L’aspetto della comprensione è fondamentale per un essere umano, ad ogni età e in ogni condizione, e maggiormente nel ruolo di malato. Infatti, come ormai ben noto, ogni problema organico ha anche un effetto sull’interiorità, data l’inscindibilità del binomio mente-corpo. Un mal di testa, un braccio rotto, l’allergia o la psoriasi hanno sempre un effetto sulle emozioni e sui comportamenti di una persona. Le emozioni circa la malattia contribuiscono in modo attivo alla costruzione mentale che ognuno di noi fa, ogni qual volta gli è posta una diagnosi di qualsiasi genere. Questo processo si attiva in modo naturale e forse, per qualche verso, anche un po’ inconsapevole, ma ci accompagna durante tutto il decorso della malattia e ci pone sicuramente nei suoi confronti anche attraverso questo punto di vista. Poter esprimere e dar voce a queste emozioni appare non solo un mezzo espressivo ma anche la possibilità di percepire se stessi come alleati e affrontare in modo più attivo la malattia, lasciando meno spazio alla passività.

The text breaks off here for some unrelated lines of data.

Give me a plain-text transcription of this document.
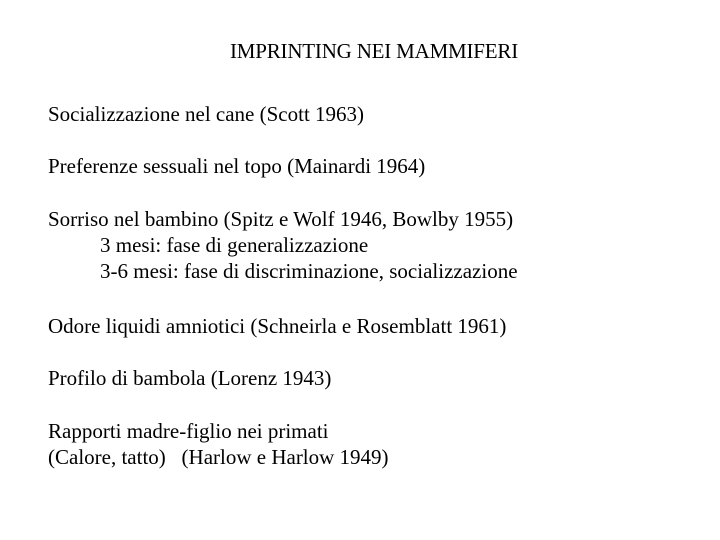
IMPRINTING NEI MAMMIFERI
Socializzazione nel cane (Scott 1963)
Preferenze sessuali nel topo (Mainardi 1964)
Sorriso nel bambino (Spitz e Wolf 1946, Bowlby 1955)
3 mesi: fase di generalizzazione
3-6 mesi: fase di discriminazione, socializzazione
Odore liquidi amniotici (Schneirla e Rosemblatt 1961)
Profilo di bambola (Lorenz 1943)
Rapporti madre-figlio nei primati
(Calore, tatto)   (Harlow e Harlow 1949)
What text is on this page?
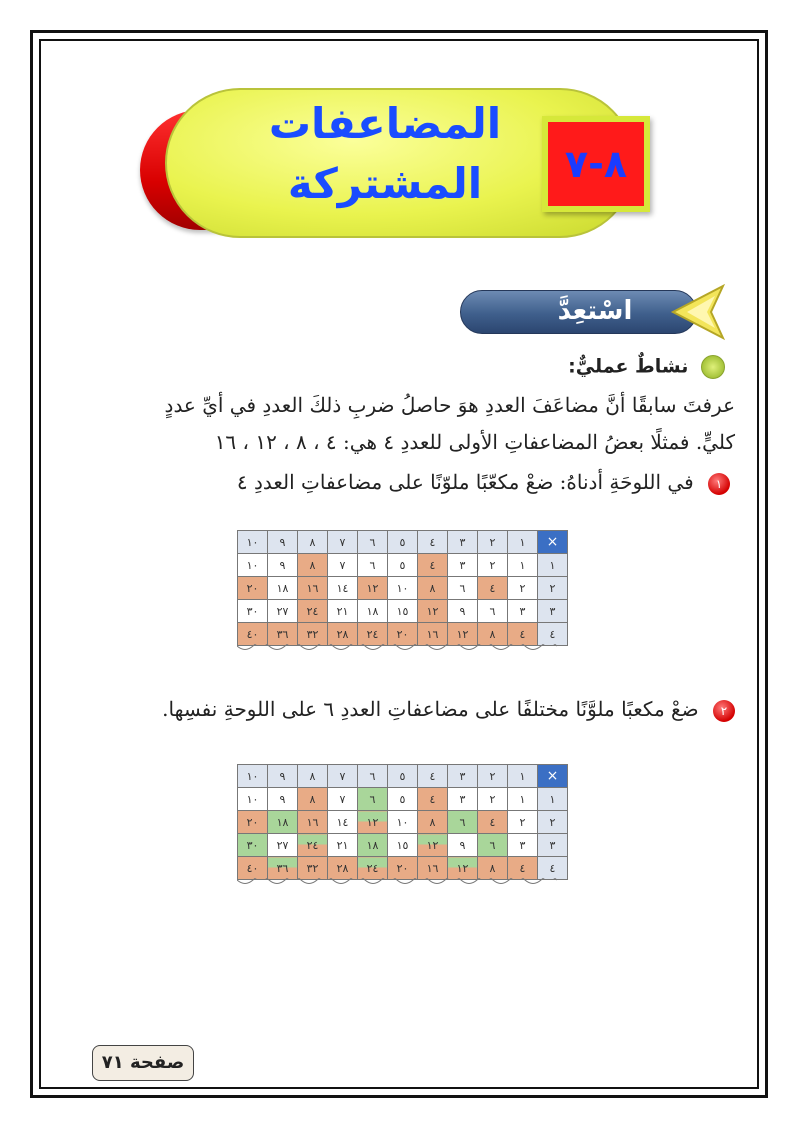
المضاعفات
المشتركة	٨-٧
اسْتعِدَّ
نشاطٌ عمليٌّ:
عرفتَ سابقًا أنَّ مضاعَفَ العددِ هوَ حاصلُ ضربِ ذلكَ العددِ في أيِّ عددٍ
كليٍّ. فمثلًا بعضُ المضاعفاتِ الأولى للعددِ ٤ هي: ٤ ، ٨ ، ١٢ ، ١٦
١ في اللوحَةِ أدناهُ: ضعْ مكعّبًا ملوّنًا على مضاعفاتِ العددِ ٤
×	١	٢	٣	٤	٥	٦	٧	٨	٩	١٠
١	١	٢	٣	٤	٥	٦	٧	٨	٩	١٠
٢	٢	٤	٦	٨	١٠	١٢	١٤	١٦	١٨	٢٠
٣	٣	٦	٩	١٢	١٥	١٨	٢١	٢٤	٢٧	٣٠
٤	٤	٨	١٢	١٦	٢٠	٢٤	٢٨	٣٢	٣٦	٤٠
٢ ضعْ مكعبًا ملوَّنًا مختلفًا على مضاعفاتِ العددِ ٦ على اللوحةِ نفسِها.
×	١	٢	٣	٤	٥	٦	٧	٨	٩	١٠
١	١	٢	٣	٤	٥	٦	٧	٨	٩	١٠
٢	٢	٤	٦	٨	١٠	١٢	١٤	١٦	١٨	٢٠
٣	٣	٦	٩	١٢	١٥	١٨	٢١	٢٤	٢٧	٣٠
٤	٤	٨	١٢	١٦	٢٠	٢٤	٢٨	٣٢	٣٦	٤٠
صفحة ٧١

E proprio in questi giorni nel Dipartimento Cardiovascolare dell’Ospedale S. Filippo Neri di Roma è nata la cartella clinica “umana”, che prevede una parte autobiografica scritta direttamente dal paziente, usando il modello narrativo “Alfa” ideato dalla scrittrice Rosalba Panzieri. Anche in questo caso si parla di globalizzazione dell’assistenza sanitaria, mostrando quanto sia ormai imprescindibile per la medicina accogliere l’unicità dell’individuo, poiché costituisce un elemento fondamentale nel processo di guarigione.
Le nuove prospettive della cura sembrano dunque sempre più centrate sulla relazione, sugli aspetti personali e non solo sui sintomi e sulla valutazione dei quadri clinici. Una dimensione più olistica, che osserva l’essere umano nella sua globalità prestando attenzione alle sue esperienze interne e ai vissuti, invece di soffermarsi kraepelianamente sull’individuazione di sintomi.
E le parole di Iaconesi ci lasciano sicuramente con uno spunto di riflessione aperto:
Cos’è la medicina? Il termine stesso ha cambiato più volte di significato con il passare del tempo. Dobbiamo essere capaci di non perdere il valore della complessità, che è preziosa. Semplificare troppo non aiuta nessuno. Se per “medicina” intendiamo qualcosa che miri a ristabilire il benessere e la salute dell’essere umano, allora la mia risposta è che il risultato più promettente della Cura è stato quello di permettere il combinarsi armonioso di molti contributi, attraverso le discipline, proprio per andare in questa direzione.